A number of people, seven in all, could be seen moving between the tents in the first field. And these made up Travers Travelling Show, not counting the man who lay dying in the first of the two caravans, or the fat lady and the child.
The fat lady was panting visibly and audibly as she entered the field, and almost immediately her husband, a tall thin man, approaching her, greeted her with the words, ‘Good for business that is, with a stone of grease running down you. Why couldn’t you let Charlie go?’

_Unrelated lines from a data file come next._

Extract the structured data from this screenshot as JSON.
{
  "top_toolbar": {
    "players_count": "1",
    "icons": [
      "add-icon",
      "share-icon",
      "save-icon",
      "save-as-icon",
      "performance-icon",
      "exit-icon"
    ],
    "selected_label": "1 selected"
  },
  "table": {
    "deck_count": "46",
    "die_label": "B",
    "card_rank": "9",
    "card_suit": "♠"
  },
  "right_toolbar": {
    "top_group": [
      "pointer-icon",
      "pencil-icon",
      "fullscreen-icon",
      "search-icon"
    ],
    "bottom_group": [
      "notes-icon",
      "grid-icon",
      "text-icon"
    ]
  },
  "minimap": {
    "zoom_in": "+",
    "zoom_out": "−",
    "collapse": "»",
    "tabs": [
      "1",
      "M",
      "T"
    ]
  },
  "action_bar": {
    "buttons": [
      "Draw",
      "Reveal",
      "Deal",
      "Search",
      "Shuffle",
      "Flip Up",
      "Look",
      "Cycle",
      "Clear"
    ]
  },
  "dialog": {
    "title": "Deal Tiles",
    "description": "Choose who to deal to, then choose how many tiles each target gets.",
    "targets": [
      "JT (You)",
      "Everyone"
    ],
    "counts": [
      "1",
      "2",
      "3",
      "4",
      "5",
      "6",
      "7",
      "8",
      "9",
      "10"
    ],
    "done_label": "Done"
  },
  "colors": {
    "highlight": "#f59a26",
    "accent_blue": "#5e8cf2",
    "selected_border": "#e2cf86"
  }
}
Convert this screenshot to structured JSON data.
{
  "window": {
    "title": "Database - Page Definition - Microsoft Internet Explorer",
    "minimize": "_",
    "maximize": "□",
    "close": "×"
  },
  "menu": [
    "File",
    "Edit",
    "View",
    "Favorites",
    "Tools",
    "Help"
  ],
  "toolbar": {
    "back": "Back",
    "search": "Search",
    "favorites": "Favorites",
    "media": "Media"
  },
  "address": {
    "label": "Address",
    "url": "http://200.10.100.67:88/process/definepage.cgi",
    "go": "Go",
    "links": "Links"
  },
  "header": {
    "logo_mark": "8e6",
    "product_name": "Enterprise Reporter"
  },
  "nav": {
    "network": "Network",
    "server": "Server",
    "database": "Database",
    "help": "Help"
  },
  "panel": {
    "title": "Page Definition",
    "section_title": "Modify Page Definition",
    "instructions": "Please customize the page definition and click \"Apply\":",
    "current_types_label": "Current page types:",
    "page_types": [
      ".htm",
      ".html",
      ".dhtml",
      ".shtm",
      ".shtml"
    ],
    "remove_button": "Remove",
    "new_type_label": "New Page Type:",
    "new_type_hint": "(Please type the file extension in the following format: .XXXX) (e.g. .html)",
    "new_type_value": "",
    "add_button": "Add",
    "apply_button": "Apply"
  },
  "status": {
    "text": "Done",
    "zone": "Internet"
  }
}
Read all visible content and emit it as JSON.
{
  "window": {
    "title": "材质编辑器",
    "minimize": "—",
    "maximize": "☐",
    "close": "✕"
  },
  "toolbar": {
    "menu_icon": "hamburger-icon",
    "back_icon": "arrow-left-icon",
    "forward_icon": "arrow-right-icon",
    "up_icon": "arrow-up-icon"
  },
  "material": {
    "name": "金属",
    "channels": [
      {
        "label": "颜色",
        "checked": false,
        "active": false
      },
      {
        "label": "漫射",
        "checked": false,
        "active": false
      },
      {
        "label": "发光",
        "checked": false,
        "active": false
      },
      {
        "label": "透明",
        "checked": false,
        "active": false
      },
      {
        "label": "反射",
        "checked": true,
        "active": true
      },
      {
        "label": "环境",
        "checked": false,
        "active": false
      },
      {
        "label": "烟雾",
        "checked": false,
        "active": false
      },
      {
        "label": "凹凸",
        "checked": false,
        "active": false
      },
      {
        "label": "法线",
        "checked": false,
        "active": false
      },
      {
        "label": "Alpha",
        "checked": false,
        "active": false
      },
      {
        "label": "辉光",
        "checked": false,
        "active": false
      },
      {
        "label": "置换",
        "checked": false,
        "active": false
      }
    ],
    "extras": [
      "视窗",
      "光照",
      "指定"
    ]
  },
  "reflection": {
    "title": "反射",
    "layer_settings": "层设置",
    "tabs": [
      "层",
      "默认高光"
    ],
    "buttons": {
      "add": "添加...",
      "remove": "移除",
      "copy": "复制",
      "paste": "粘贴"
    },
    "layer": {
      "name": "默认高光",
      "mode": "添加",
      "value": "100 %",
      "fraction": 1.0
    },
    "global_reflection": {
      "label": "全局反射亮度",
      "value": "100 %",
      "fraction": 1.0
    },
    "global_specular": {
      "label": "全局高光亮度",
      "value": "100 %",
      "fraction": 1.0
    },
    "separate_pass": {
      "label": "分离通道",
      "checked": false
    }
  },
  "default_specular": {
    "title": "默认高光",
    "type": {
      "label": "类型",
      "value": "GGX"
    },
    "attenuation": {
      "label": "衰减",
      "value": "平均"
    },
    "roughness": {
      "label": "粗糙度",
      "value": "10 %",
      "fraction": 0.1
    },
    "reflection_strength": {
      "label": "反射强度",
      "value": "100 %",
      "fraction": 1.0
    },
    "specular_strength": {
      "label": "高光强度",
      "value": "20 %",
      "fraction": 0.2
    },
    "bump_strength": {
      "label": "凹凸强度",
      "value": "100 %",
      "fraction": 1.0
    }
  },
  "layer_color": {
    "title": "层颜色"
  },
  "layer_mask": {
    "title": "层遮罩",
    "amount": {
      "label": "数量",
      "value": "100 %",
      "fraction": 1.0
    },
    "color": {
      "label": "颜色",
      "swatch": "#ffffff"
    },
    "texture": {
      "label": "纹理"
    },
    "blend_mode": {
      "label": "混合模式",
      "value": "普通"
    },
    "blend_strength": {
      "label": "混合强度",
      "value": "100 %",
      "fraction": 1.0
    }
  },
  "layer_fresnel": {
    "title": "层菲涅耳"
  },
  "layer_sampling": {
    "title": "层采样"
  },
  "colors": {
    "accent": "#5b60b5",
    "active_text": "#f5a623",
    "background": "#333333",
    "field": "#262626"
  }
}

‘Because,’ retorted his wife curtly, ‘he needs to keep in shape more than I do.’ Her stumpy arm, seeming to shoot out, pointed to where a youngish man was pummelling at a bag of sand strung between two poles.
Septimus Travers, looking from his wife to the child, said, ‘Flogging a dead horse.’ Then turning abruptly, he walked away, and the fat woman and the child went towards where a middle-aged woman was talking to four dogs. The animals were of indiscriminate breeds and size: they were lying on the ground, front paws straight out before them, and on each one’s back sat a tabby cat.